Her comments come amid some concern about a build-up of oil in U.S. inventories.
The U.S. Energy Information Administration said Wednesday that crude inventories increased by 4.8 million barrels in the week ending March 27, from the previous week -- to their highest level for this time of year in at least the last 80 years.
But Sen argued that U.S. supply was being overdone, saying that American producers had "built up a lot less than people think."
"So, on balance I don't think we're going to go through the lows again this year," she said, adding that prices would likely trade sideways, and possibility towards the low $50s, "but that will form the base to go higher."
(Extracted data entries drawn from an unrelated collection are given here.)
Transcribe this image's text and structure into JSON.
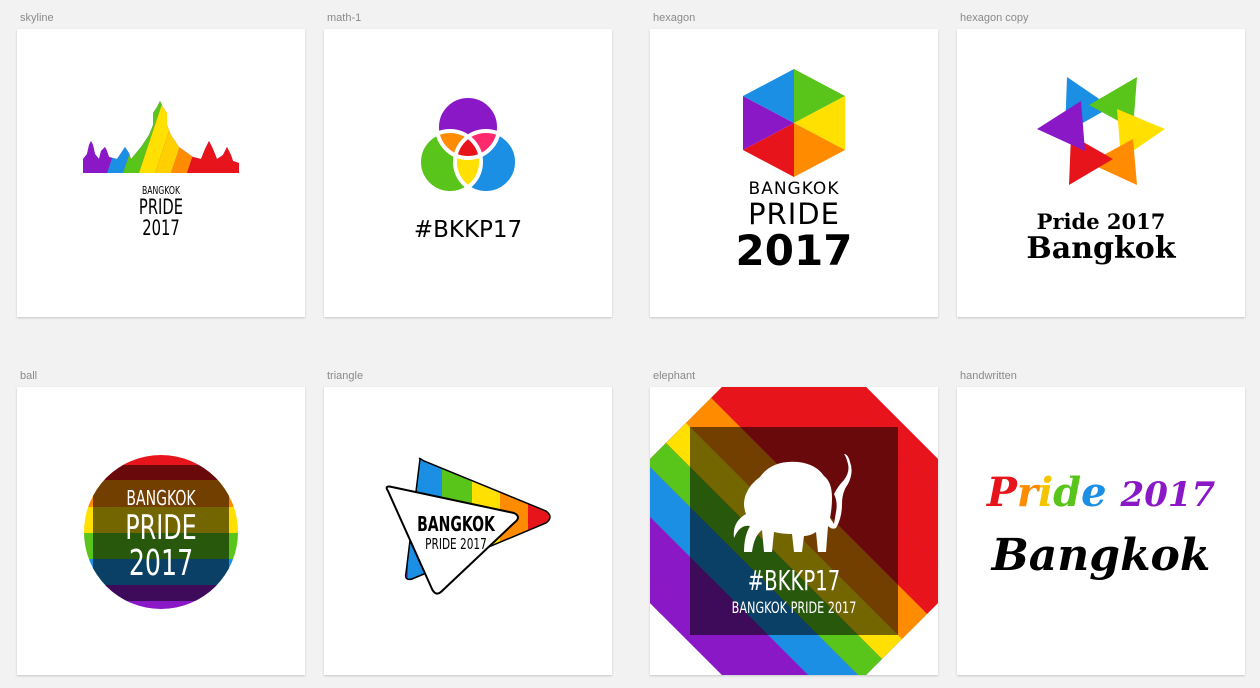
{
  "artboards": [
    {
      "label": "skyline",
      "logo": {
        "line1": "BANGKOK",
        "line2": "PRIDE",
        "line3": "2017"
      }
    },
    {
      "label": "math-1",
      "logo": {
        "line1": "#BKKP17"
      }
    },
    {
      "label": "hexagon",
      "logo": {
        "line1": "BANGKOK",
        "line2": "PRIDE",
        "line3": "2017"
      }
    },
    {
      "label": "hexagon copy",
      "logo": {
        "line1": "Pride 2017",
        "line2": "Bangkok"
      }
    },
    {
      "label": "ball",
      "logo": {
        "line1": "BANGKOK",
        "line2": "PRIDE",
        "line3": "2017"
      }
    },
    {
      "label": "triangle",
      "logo": {
        "line1": "BANGKOK",
        "line2": "PRIDE 2017"
      }
    },
    {
      "label": "elephant",
      "logo": {
        "line1": "#BKKP17",
        "line2": "BANGKOK PRIDE 2017"
      }
    },
    {
      "label": "handwritten",
      "logo": {
        "line1_letters": [
          "P",
          "r",
          "i",
          "d",
          "e"
        ],
        "line1_suffix": "2017",
        "line2": "Bangkok"
      }
    }
  ],
  "colors": {
    "red": "#e8141b",
    "orange": "#ff8c00",
    "yellow": "#ffe000",
    "green": "#59c41a",
    "blue": "#1a8fe3",
    "purple": "#8a18c7",
    "canvas": "#f2f2f2",
    "label": "#8a8a8a"
  }
}
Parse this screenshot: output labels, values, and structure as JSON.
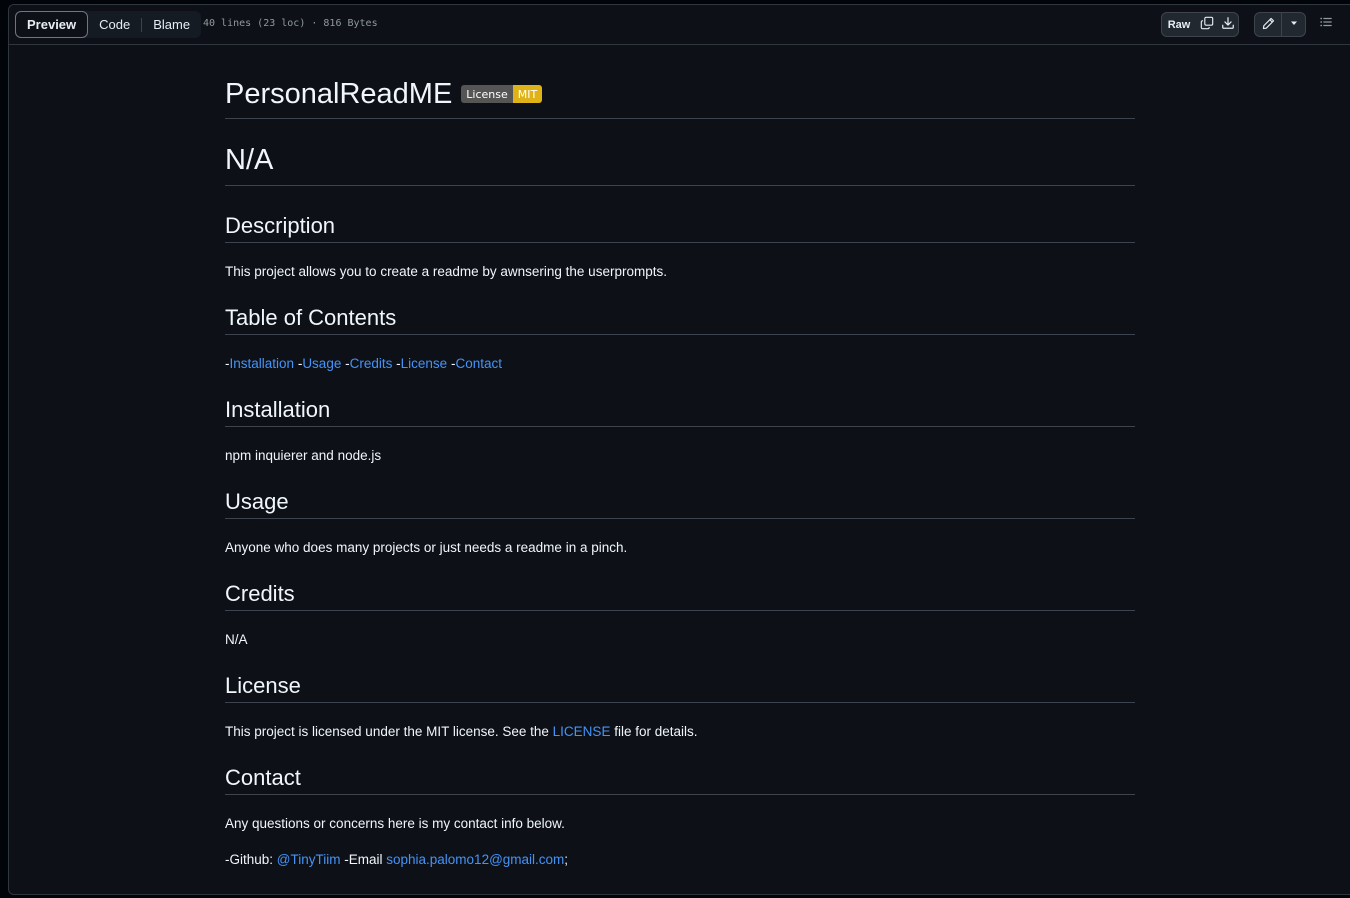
{
  "toolbar": {
    "tabs": [
      {
        "label": "Preview",
        "active": true
      },
      {
        "label": "Code",
        "active": false
      },
      {
        "label": "Blame",
        "active": false
      }
    ],
    "file_info": "40 lines (23 loc) · 816 Bytes",
    "raw_label": "Raw",
    "icons": [
      "copy-icon",
      "download-icon",
      "pencil-icon",
      "triangle-down-icon",
      "list-unordered-icon"
    ]
  },
  "readme": {
    "title": "PersonalReadME",
    "badge": {
      "left": "License",
      "right": "MIT",
      "right_color": "#dfb317"
    },
    "subtitle": "N/A",
    "sections": {
      "description": {
        "heading": "Description",
        "text": "This project allows you to create a readme by awnsering the userprompts."
      },
      "toc": {
        "heading": "Table of Contents",
        "dash": "-",
        "links": [
          "Installation",
          "Usage",
          "Credits",
          "License",
          "Contact"
        ]
      },
      "installation": {
        "heading": "Installation",
        "text": "npm inquierer and node.js"
      },
      "usage": {
        "heading": "Usage",
        "text": "Anyone who does many projects or just needs a readme in a pinch."
      },
      "credits": {
        "heading": "Credits",
        "text": "N/A"
      },
      "license": {
        "heading": "License",
        "text_before": "This project is licensed under the MIT license. See the ",
        "link": "LICENSE",
        "text_after": " file for details."
      },
      "contact": {
        "heading": "Contact",
        "text": "Any questions or concerns here is my contact info below.",
        "github_label": "-Github: ",
        "github_link": "@TinyTiim",
        "email_label": " -Email ",
        "email_link": "sophia.palomo12@gmail.com",
        "trailing": ";"
      }
    }
  },
  "colors": {
    "background": "#0d1117",
    "link": "#4493f8",
    "text": "#f0f6fc",
    "border": "#3d444d"
  }
}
Analysts at Barclays Research agreed that oil prices would stabilise. "We expect supply and demand dynamics to help the oil market to bottom in the second quarter and gradually rebound over the rest of the year," they said in a note Wednesday.
And some experts are even more bullish. Goldman Sachs this month said it expected "the new equilibrium price" for oil to be around $70 a barrel for Brent, and $65 a barrel for WTI, although it does admit "the risks are skewed to the downside."
These levels imply gains of at around 27 percent for Brent crude from current levels, and a rise of about 38 percent for WTI.